Though the Go Fund Me page has since been taken down, Dunn said they still need to raise money to put their farm back in order, before the kids start buying their show animals in mid-March.

Some volunteers are bringing in tractors to move out over a foot of muck that settled in the pig, chicken, and sheep pens.

It should be noted that 4-H has many different programs and activities.
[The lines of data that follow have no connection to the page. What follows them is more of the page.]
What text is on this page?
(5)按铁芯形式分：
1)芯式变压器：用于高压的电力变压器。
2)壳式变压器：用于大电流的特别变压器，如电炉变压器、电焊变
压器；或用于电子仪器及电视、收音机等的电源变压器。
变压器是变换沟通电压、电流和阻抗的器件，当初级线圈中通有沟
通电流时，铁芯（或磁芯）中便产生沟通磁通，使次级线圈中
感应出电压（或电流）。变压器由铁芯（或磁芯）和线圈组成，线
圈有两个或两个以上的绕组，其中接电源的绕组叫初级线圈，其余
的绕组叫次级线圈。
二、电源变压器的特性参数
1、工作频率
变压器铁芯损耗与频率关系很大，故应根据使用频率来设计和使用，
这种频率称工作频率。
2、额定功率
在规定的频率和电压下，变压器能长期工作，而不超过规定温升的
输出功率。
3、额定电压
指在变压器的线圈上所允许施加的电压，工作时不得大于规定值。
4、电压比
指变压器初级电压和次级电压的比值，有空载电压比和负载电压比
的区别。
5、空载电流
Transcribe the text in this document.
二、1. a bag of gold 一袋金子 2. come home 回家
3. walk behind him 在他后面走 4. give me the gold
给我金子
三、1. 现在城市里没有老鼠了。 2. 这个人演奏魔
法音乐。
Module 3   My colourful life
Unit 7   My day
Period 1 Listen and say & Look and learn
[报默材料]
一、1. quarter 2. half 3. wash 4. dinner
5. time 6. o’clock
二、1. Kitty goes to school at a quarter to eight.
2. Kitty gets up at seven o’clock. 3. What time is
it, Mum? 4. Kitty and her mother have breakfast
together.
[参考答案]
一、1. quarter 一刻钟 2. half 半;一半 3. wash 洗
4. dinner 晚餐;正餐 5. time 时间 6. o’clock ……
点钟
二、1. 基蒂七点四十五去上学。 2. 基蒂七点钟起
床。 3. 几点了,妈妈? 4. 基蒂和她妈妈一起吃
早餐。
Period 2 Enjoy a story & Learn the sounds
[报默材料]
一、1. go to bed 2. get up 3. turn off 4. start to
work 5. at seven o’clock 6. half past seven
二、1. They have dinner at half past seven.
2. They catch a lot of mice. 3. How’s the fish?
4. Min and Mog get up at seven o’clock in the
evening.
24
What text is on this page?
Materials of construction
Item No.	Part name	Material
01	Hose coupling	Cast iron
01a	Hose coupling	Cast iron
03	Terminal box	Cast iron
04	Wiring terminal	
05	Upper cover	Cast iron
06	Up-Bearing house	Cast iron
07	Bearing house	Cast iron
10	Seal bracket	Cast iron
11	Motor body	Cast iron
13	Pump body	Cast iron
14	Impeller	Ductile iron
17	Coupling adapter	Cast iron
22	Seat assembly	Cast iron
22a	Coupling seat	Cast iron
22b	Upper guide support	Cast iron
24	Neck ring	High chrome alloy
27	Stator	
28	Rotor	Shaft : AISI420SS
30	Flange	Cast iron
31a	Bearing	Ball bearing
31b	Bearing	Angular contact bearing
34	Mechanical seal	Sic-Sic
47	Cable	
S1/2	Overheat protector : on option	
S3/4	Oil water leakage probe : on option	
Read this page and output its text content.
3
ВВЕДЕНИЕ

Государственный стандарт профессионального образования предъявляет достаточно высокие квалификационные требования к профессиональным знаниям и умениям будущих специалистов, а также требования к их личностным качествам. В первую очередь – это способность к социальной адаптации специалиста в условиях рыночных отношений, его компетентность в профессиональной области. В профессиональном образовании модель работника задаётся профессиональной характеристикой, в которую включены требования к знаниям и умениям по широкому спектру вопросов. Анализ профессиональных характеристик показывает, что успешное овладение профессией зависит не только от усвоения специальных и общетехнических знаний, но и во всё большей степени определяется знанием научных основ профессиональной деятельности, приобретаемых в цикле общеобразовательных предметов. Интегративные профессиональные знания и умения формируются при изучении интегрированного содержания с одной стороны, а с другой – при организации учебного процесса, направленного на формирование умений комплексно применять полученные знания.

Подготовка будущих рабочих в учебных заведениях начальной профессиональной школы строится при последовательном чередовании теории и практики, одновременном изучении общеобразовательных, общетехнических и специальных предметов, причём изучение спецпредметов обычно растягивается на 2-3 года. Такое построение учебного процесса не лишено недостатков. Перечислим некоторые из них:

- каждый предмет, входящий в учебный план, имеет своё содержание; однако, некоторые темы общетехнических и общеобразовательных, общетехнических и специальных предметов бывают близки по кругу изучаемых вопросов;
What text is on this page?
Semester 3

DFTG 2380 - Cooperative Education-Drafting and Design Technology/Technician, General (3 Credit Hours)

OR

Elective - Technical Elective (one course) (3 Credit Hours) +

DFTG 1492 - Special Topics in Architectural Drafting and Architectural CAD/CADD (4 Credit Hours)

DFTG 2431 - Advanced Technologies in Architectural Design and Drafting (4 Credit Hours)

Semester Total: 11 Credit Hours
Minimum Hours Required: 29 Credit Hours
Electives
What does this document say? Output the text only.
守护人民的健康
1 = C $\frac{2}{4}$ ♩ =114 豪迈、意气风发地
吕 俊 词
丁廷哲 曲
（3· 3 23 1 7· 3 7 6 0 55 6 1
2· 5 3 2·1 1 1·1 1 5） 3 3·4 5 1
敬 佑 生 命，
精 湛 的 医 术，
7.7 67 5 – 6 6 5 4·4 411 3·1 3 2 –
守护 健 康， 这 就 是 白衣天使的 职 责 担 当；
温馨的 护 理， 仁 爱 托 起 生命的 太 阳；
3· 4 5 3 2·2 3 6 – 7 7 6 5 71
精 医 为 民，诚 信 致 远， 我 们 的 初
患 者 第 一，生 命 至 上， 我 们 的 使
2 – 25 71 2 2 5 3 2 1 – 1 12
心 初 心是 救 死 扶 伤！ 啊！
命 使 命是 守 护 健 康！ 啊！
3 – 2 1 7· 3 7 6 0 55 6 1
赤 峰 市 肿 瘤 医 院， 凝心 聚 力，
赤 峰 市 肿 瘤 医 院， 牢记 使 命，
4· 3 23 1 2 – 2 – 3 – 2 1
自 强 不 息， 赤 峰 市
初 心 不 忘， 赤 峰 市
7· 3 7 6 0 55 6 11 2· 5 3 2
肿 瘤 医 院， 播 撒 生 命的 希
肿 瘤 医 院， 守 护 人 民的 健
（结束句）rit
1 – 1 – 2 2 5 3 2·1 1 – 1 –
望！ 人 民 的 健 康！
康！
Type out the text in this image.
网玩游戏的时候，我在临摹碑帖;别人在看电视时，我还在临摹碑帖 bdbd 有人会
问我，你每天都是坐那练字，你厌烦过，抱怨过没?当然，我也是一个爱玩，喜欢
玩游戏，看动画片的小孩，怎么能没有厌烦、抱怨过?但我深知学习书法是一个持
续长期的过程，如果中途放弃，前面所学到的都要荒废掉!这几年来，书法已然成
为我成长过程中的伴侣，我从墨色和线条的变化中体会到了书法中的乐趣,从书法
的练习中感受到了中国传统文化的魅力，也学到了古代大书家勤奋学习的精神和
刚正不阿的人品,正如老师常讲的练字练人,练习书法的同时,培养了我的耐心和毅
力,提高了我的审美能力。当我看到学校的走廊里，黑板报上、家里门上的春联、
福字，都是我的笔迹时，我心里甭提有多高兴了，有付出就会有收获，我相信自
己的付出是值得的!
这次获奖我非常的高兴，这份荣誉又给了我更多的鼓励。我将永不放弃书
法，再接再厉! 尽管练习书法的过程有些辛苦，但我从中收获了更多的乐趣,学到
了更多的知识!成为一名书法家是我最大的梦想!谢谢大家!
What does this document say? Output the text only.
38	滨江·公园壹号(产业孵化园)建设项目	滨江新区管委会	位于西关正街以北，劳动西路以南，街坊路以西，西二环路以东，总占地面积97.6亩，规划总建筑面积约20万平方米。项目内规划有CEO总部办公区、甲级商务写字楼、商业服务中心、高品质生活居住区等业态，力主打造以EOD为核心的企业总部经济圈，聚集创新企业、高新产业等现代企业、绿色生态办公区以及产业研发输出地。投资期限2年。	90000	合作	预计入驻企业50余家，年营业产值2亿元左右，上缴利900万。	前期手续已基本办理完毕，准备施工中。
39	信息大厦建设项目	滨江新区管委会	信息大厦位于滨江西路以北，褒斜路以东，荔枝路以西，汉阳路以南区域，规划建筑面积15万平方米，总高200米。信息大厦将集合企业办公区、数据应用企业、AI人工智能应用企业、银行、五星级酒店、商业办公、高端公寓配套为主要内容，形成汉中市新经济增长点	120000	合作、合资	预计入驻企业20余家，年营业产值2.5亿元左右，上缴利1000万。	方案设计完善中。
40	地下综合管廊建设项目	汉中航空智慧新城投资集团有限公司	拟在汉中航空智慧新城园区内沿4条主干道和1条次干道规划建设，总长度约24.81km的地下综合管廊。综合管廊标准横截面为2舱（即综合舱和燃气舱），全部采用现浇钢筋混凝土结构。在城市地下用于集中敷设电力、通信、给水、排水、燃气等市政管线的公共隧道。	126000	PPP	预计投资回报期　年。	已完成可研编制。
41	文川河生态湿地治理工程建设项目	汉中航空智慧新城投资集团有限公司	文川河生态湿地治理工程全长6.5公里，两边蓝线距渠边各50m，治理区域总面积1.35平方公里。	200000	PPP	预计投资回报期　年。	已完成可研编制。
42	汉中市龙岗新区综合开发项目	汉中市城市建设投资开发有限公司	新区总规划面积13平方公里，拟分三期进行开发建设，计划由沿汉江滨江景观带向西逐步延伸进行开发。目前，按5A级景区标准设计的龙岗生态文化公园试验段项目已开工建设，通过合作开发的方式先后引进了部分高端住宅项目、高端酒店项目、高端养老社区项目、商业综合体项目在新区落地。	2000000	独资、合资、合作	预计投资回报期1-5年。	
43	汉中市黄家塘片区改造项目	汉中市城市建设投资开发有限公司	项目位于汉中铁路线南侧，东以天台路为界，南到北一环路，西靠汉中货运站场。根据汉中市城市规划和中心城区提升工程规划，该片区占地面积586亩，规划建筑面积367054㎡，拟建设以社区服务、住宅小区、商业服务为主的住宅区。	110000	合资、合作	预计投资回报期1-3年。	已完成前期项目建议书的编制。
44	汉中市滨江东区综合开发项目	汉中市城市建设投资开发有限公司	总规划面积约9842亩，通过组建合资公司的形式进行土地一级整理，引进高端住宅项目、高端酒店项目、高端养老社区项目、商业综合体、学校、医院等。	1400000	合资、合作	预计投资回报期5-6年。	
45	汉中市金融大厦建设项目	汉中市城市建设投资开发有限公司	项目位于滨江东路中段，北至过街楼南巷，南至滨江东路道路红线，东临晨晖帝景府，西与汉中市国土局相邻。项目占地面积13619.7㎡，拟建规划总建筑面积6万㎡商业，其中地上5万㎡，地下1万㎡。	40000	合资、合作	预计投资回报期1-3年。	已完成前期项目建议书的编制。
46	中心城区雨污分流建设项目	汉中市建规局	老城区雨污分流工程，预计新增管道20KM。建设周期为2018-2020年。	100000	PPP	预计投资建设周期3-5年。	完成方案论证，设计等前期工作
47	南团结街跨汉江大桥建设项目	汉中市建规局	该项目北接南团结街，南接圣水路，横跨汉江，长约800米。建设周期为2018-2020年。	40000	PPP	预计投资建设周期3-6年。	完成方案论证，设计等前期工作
The 4-H Clubs are overseen by the University of California Cooperative Extension, Dunn said, and have different contribution rules depending on the amount.

Donations of $999 and under can be made by

Bay 4-H” and mailed to Morro Bay 4-H Club, P.O. Box 202, Morro Bay, CA 93443

Donations of $1,000 and over can be made by check payable to “SLO Co 4-H YDP” with “Morro Bay 4-H Club flood assistance” in the memo line and mailed to SLO Co 4-H YDP, 2156 Sierra Way, Suite C, San Luis Obispo, CA 93401. Dunn said, “Special thanks to the many Farm

Bureau members who have already donated, and thank you to Farm Supply Company and JB Dewar for working on logistics of supporting the Morro Bay 4-H program.”

The bottom line is that 90 percent of the Morro Bay 4-H kids that raise animals for the fair use this farm, and if they can’t get it up and running again soon, they likely won’t be able to this year.